Land use group report lays out pros, cons of Downtown South development
Developers looking to put a mixed-use project anchored by a 20,000-seat soccer stadium south of downtown Raleigh continued to press for public funds for their proposal on Friday.
Posted — UpdatedNorth Hills developer John Kane, North Carolina FC and North Carolina Courage owner Steve Malik and real estate executive Billie Redmond brought in a team from the Urban Land Institute to study their idea and build public support for it.
ULI is a nonprofit research and education organization with a stated mission of providing "leadership in the responsible use of land and in creating and sustaining thriving communities worldwide."
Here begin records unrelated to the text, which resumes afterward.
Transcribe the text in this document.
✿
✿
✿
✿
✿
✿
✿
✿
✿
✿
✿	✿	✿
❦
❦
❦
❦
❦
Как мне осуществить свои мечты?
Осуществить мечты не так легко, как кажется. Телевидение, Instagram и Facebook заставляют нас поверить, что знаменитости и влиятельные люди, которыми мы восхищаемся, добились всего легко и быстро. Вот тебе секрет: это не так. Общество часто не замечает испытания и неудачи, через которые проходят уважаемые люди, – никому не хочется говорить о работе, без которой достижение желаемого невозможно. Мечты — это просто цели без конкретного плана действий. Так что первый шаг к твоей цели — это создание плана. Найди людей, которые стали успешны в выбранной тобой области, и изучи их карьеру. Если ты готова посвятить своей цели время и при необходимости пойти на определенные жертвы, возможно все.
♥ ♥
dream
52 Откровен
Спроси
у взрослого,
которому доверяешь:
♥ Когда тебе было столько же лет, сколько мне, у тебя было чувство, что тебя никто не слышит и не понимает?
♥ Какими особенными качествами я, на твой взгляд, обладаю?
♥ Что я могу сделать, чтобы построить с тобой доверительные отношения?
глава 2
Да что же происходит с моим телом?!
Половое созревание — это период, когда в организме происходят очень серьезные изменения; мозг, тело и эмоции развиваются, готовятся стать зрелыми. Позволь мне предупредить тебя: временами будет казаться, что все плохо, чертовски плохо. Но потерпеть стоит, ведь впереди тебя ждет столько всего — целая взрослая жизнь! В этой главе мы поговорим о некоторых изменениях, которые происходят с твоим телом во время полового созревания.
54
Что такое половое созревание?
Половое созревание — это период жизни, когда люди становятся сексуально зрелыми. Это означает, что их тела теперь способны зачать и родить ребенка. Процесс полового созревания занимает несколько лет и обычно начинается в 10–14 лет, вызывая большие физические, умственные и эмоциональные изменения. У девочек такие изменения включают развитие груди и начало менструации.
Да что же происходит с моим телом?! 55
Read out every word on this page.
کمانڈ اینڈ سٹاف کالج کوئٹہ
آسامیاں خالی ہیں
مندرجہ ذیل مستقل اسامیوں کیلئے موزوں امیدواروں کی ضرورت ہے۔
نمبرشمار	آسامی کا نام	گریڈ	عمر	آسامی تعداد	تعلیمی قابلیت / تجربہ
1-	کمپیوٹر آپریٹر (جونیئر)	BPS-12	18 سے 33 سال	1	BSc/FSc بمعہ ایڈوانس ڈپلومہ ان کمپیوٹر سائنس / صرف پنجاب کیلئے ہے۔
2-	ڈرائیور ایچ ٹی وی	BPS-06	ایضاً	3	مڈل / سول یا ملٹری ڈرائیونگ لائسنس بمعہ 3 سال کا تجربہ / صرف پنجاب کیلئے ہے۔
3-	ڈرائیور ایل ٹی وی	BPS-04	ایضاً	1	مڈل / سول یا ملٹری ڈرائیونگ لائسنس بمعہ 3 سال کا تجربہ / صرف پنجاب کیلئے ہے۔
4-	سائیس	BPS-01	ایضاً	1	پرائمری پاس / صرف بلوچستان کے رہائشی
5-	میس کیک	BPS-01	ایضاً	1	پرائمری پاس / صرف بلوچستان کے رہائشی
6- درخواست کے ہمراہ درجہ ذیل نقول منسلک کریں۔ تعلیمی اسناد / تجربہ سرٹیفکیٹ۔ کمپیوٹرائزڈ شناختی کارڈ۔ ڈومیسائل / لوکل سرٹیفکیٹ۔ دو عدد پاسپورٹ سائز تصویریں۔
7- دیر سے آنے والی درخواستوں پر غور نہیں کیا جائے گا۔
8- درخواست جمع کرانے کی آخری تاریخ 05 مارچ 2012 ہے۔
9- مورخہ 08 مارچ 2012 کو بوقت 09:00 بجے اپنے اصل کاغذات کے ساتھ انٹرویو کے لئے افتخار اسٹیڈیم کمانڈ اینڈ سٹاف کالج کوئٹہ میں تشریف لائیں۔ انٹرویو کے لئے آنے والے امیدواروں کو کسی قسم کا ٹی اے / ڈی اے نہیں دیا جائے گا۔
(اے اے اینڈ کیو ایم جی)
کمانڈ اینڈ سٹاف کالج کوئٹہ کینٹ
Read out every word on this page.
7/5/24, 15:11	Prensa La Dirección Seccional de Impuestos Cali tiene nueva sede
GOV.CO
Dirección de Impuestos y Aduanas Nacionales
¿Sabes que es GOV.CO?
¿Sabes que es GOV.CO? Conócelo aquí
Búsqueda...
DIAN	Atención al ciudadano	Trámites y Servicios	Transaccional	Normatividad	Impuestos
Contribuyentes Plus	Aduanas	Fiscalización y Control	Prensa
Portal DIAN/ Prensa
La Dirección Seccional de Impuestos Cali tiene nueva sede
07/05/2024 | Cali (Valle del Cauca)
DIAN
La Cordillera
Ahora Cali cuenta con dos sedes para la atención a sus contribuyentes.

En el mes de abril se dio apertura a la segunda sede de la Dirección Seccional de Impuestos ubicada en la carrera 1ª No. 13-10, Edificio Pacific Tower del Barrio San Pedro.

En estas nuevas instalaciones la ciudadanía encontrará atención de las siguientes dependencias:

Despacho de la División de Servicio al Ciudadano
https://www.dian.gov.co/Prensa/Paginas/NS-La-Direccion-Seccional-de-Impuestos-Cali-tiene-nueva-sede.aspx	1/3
The stadium itself would be owned by a new quasi-governmental sports authority, similar to the Centennial Authority's ownership of PNC Arena in Raleigh, and would be leased to Kane and Malik. The report suggests the new authority could also own WakeMed Soccer Park in Cary, Mudcats Stadium in Zebulon and could eventually be merged into the Centennial Authority.
Concerts, e-sports events, festivals and collegiate sports could also be held at the stadium to generate revenue, according to the report.
The report projects Downtown South would be built in phases over the next decade, and it gives an overview of pluses and minuses for the project, from I-40 and a rail line that crosses the property to the lack of a direct link to downtown Raleigh to possible gentrification of neighborhoods in southeast Raleigh.
It also draws on downtown developments nationwide to provide a glimpse of the potential for the project, noting it could generate thousands of jobs and become a new destination for locals and tourists alike with sports and entertainment, outdoor art, greenways and walkable, high-density neighborhoods.
The developers plan to foot more than $1.6 billion of the cost through debt and their own equity in the project, according to a financial breakdown in the report. But it also called for $239 million in tax-increment financing – a special district carrying a higher tax rate would be drawn around Downtown South, with the extra tax revenue going to pay off development costs – $45 million in city and county hotel and restaurant tax money and other federal, state and local funds for affordable housing and transportation.
Kane has said a lack of public funding would be a deal-breaker for the project.
Kane said he has talked with investors who are interested in backing the project and that progress so far is in line with plans to break ground in 2020 if agreements are made on funding.